You can optimize the performance of your periodic Distribution and Consolidation using custom job profile parameters.
Previous Versions (2.x and 3.x)
In versions 2.x and 3.x, this issue was addressed by setting the parameter Force file owner to hash files
to No
(or custom parameter transfer_job_force_owner_to_hash_file
to false
). However, this approach had a significant drawback: agents stopped controlling file integrity by calculating hashes. Since Active Everywhere is a peer-to-peer product and files can be assembled from multiple sources, disabling hashing increases the risk of building corrupted files if they arrive from agents with different content.
New Solution in Active Everywhere v4.0
Starting from Active Everywhere v4.0, you can instruct source agents to retain hash values between job runs.
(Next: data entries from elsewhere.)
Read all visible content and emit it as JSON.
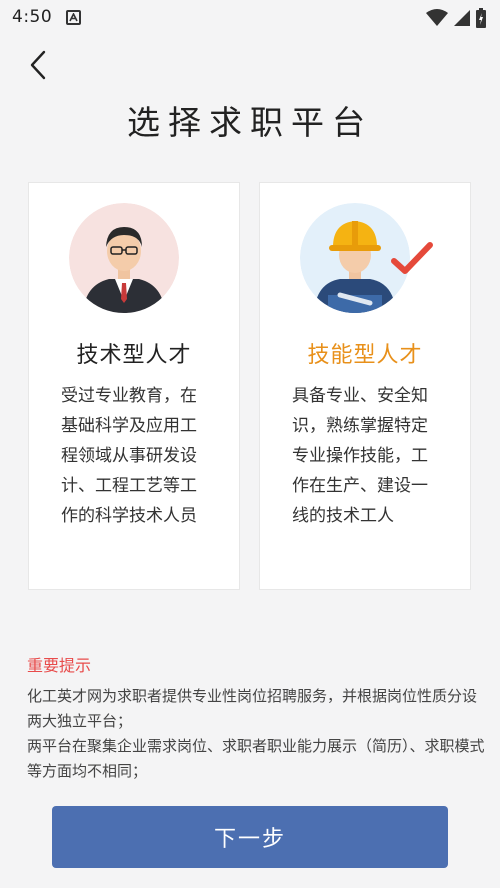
{
  "status_bar": {
    "time": "4:50",
    "notification_icon": "a-icon",
    "wifi_icon": "wifi-icon",
    "signal_icon": "signal-icon",
    "battery_icon": "battery-charging-icon"
  },
  "header": {
    "back_icon": "back-icon"
  },
  "page": {
    "title": "选择求职平台"
  },
  "cards": [
    {
      "title": "技术型人才",
      "title_color": "#222222",
      "description": "受过专业教育，在基础科学及应用工程领域从事研发设计、工程工艺等工作的科学技术人员",
      "icon": "businessman-avatar-icon",
      "selected": false
    },
    {
      "title": "技能型人才",
      "title_color": "#e8901a",
      "description": "具备专业、安全知识，熟练掌握特定专业操作技能，工作在生产、建设一线的技术工人",
      "icon": "worker-avatar-icon",
      "selected": true
    }
  ],
  "notice": {
    "title": "重要提示",
    "title_color": "#e84b4b",
    "body_1": "化工英才网为求职者提供专业性岗位招聘服务，并根据岗位性质分设两大独立平台；",
    "body_2": "两平台在聚集企业需求岗位、求职者职业能力展示（简历）、求职模式等方面均不相同；"
  },
  "footer": {
    "next_label": "下一步",
    "button_color": "#4c6fb1"
  }
}
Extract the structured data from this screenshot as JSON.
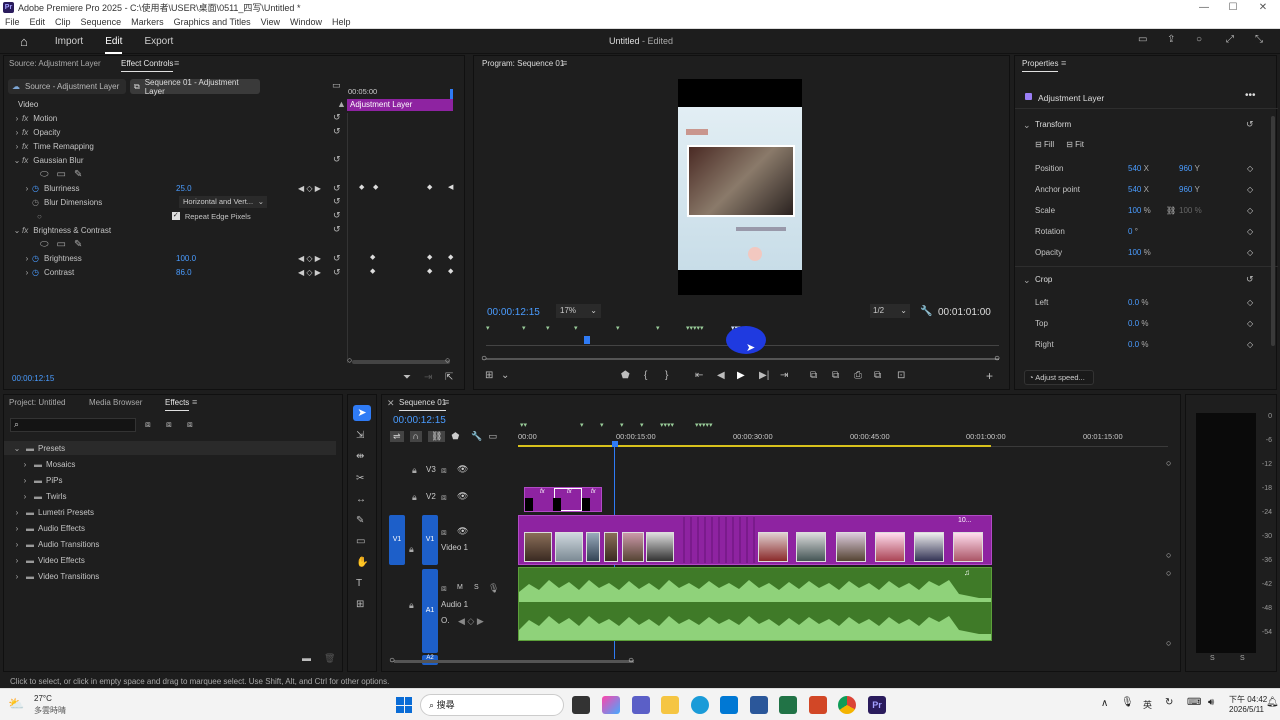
{
  "window": {
    "title": "Adobe Premiere Pro 2025 - C:\\使用者\\USER\\桌面\\0511_四写\\Untitled *"
  },
  "menu": [
    "File",
    "Edit",
    "Clip",
    "Sequence",
    "Markers",
    "Graphics and Titles",
    "View",
    "Window",
    "Help"
  ],
  "header": {
    "workspaces": [
      "Import",
      "Edit",
      "Export"
    ],
    "active_workspace": "Edit",
    "project_title": "Untitled",
    "project_status": "- Edited"
  },
  "effect_controls": {
    "tabs": [
      "Source: Adjustment Layer",
      "Effect Controls"
    ],
    "source_selector": "Source - Adjustment Layer",
    "sequence_selector": "Sequence 01 - Adjustment Layer",
    "mini_timeline_time": "00:05:00",
    "clip_label": "Adjustment Layer",
    "section": "Video",
    "rows": [
      {
        "name": "Motion",
        "level": 0
      },
      {
        "name": "Opacity",
        "level": 0
      },
      {
        "name": "Time Remapping",
        "level": 0
      },
      {
        "name": "Gaussian Blur",
        "level": 0
      }
    ],
    "blurriness_label": "Blurriness",
    "blurriness_value": "25.0",
    "blur_dim_label": "Blur Dimensions",
    "blur_dim_value": "Horizontal and Vert...",
    "repeat_edge_label": "Repeat Edge Pixels",
    "brightness_contrast_label": "Brightness & Contrast",
    "brightness_label": "Brightness",
    "brightness_value": "100.0",
    "contrast_label": "Contrast",
    "contrast_value": "86.0",
    "timecode": "00:00:12:15"
  },
  "program": {
    "title": "Program: Sequence 01",
    "timecode": "00:00:12:15",
    "zoom": "17%",
    "resolution": "1/2",
    "duration": "00:01:01:00"
  },
  "properties": {
    "title": "Properties",
    "layer": "Adjustment Layer",
    "transform": "Transform",
    "fill": "Fill",
    "fit": "Fit",
    "items": [
      {
        "label": "Position",
        "v1": "540",
        "u1": "X",
        "v2": "960",
        "u2": "Y"
      },
      {
        "label": "Anchor point",
        "v1": "540",
        "u1": "X",
        "v2": "960",
        "u2": "Y"
      },
      {
        "label": "Scale",
        "v1": "100",
        "u1": "%",
        "v2": "100",
        "u2": "%"
      },
      {
        "label": "Rotation",
        "v1": "0",
        "u1": "°"
      },
      {
        "label": "Opacity",
        "v1": "100",
        "u1": "%"
      }
    ],
    "crop": "Crop",
    "crop_items": [
      {
        "label": "Left",
        "v1": "0.0",
        "u1": "%"
      },
      {
        "label": "Top",
        "v1": "0.0",
        "u1": "%"
      },
      {
        "label": "Right",
        "v1": "0.0",
        "u1": "%"
      }
    ],
    "adjust_speed": "Adjust speed..."
  },
  "project": {
    "tabs": [
      "Project: Untitled",
      "Media Browser",
      "Effects"
    ],
    "tree": [
      {
        "name": "Presets",
        "open": true,
        "level": 0
      },
      {
        "name": "Mosaics",
        "open": false,
        "level": 1
      },
      {
        "name": "PiPs",
        "open": false,
        "level": 1
      },
      {
        "name": "Twirls",
        "open": false,
        "level": 1
      },
      {
        "name": "Lumetri Presets",
        "open": false,
        "level": 0
      },
      {
        "name": "Audio Effects",
        "open": false,
        "level": 0
      },
      {
        "name": "Audio Transitions",
        "open": false,
        "level": 0
      },
      {
        "name": "Video Effects",
        "open": false,
        "level": 0
      },
      {
        "name": "Video Transitions",
        "open": false,
        "level": 0
      }
    ]
  },
  "timeline": {
    "title": "Sequence 01",
    "timecode": "00:00:12:15",
    "ruler": [
      "00:00",
      "00:00:15:00",
      "00:00:30:00",
      "00:00:45:00",
      "00:01:00:00",
      "00:01:15:00"
    ],
    "tracks": {
      "v3": "V3",
      "v2": "V2",
      "v1": "V1",
      "v1_name": "Video 1",
      "a1": "A1",
      "a1_name": "Audio 1",
      "a2": "A2",
      "m": "M",
      "s": "S",
      "clip_badge": "10..."
    }
  },
  "meter": {
    "labels": [
      "0",
      "-6",
      "-12",
      "-18",
      "-24",
      "-30",
      "-36",
      "-42",
      "-48",
      "-54"
    ],
    "bottom": [
      "S",
      "S"
    ]
  },
  "status": "Click to select, or click in empty space and drag to marquee select. Use Shift, Alt, and Ctrl for other options.",
  "taskbar": {
    "weather_temp": "27°C",
    "weather_desc": "多雲時晴",
    "search": "搜尋",
    "time": "下午 04:42",
    "date": "2026/5/11",
    "lang": "英"
  },
  "colors": {
    "accent": "#2f7bf5",
    "clip": "#8e23a1",
    "audio": "#4c8b2e"
  }
}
To optimize job performance on subsequent runs, source agents will reuse previously calculated data for files whose size and modification timestamps remain unchanged.
To enable hash values retention, add the following custom parameters to the job profile:
-
transfer_job_retain_file_hashes
Set to
true
to retain file-level hashes. -
transfer_job_retain_file_hashes_metadata
(optional)Set to
true
to retain file block-level hashes. Enable this only if you use Differential sync.
These parameters will:
- Force source agents to keep the hash values after the job run completes.
- Force source agents to load the hash values dataset at the start of the next run.
If you are currently using the transfer_job_force_owner_to_hash_file
parameter, we strongly recommend switching to transfer_job_retain_file_hashes
.
Note: The first job run after applying these parameters will take the usual amount of time, as the hash values dataset from the previous run is unavailable. The following run will use the retained hash values, resulting in improved performance.
Important Considerations
-
Disk Space Usage: The databases that store hashes will occupy disk space. The size of the file-level database is proportional to the number of files delivered in the job, while the block-level database size is proportional to the total volume of the data.
-
Data Path Dependency: The database is associated with the data's absolute path. If the source agent path changes, hashes will need to be recalculated during the next job run.
-
File Moves: File moving is not supported. If files are moved or renamed within the job folder between runs, the next job run will treat them as new files and process them accordingly.